Originally Posted by redpepper
sorry, I'm a bit confused... you two are broken up, yet you are working on this like a couple not broken up.... why? because of history?...
Legion, I was lead to believe by other posts that you are a free spirit that just wants to have lots of girlfriends... I'm all for lots of girlfriends. I don't think it means that at the end of ones life there is a feeling of having been loved and that makes me sad, but what the heck, I don't think everyone has that goal in mind anyway. I also think that eventually many women will get hurt as, it seems to me, that as we age we tend to want to settle more and the women that you may date might have this in mind and be hurt by your free spirit. I was considering this when I read the hurt that NYX was going through. She seems to be a woman that wants to settle into something long term, close to home and good for a family style relationship. Sooooo, what are you two working towards....???? That may be the first step in communicating.
Legion forgive me if I am surprised that you actually have some depth! and actually are willing to work on this. Even if you aren't getting back together, it will be beneficial in the long run anyways..
good luck you two...
My stance on Nyx and I's "relationship or lack therof" is that I feel the same way about her (more or less) now that we are "apart" than I did not so long ago when we were "together". Or years ago when we weren't even in communication, she still had this place in my heart, even if the exact way I perceived her and felt about her wasn't the same as it was yesterday, two weeks ago, four months go or a year ago.
We are in a relationship. Whether it is committed, sexual, romantic, fulfilling, healthy, physical and/or intimate is and has been in a state of flux since we first met.

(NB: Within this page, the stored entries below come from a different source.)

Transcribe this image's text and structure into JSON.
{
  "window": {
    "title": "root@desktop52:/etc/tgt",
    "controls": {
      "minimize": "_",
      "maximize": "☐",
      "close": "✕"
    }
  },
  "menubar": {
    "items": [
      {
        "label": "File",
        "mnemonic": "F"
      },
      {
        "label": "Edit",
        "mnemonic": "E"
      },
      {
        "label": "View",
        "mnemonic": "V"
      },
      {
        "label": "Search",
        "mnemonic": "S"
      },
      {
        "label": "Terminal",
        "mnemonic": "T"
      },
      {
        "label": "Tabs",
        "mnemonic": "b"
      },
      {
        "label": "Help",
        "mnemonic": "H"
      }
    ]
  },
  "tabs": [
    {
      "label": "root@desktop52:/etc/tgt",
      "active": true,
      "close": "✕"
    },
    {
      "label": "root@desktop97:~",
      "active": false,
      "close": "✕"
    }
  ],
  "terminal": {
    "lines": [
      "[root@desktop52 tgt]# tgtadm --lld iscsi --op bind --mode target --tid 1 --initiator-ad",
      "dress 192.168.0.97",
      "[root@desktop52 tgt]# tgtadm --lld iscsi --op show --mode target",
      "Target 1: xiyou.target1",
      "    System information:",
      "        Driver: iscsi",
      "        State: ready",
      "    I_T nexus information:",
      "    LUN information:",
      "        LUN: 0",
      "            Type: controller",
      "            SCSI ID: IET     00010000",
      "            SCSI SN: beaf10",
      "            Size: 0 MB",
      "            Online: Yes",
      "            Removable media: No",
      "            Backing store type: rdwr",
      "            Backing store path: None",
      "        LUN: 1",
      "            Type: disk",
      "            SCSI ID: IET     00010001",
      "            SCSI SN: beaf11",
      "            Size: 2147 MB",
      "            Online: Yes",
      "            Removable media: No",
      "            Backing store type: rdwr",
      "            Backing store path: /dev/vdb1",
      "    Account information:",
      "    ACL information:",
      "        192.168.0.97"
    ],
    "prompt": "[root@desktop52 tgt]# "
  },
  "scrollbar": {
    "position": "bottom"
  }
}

My life could end tomorrow and I feel that I have been loved. Truly, deeply to an extent which has satisfied me greatly. I have just started to find a new depth to my own and other people's love, but I don't discount the value of the love that I have received/given simply because it is impermanent.
Things that are true in a moment are forever true in that moment, whatever else happens along the space/time continuum.
I know that women have been hurt, and I have been hurt and filled with doubt. I am trying to be clear and I see an ideal that I have yet to achieve. I keep dreaming and trying and stumbling along the way.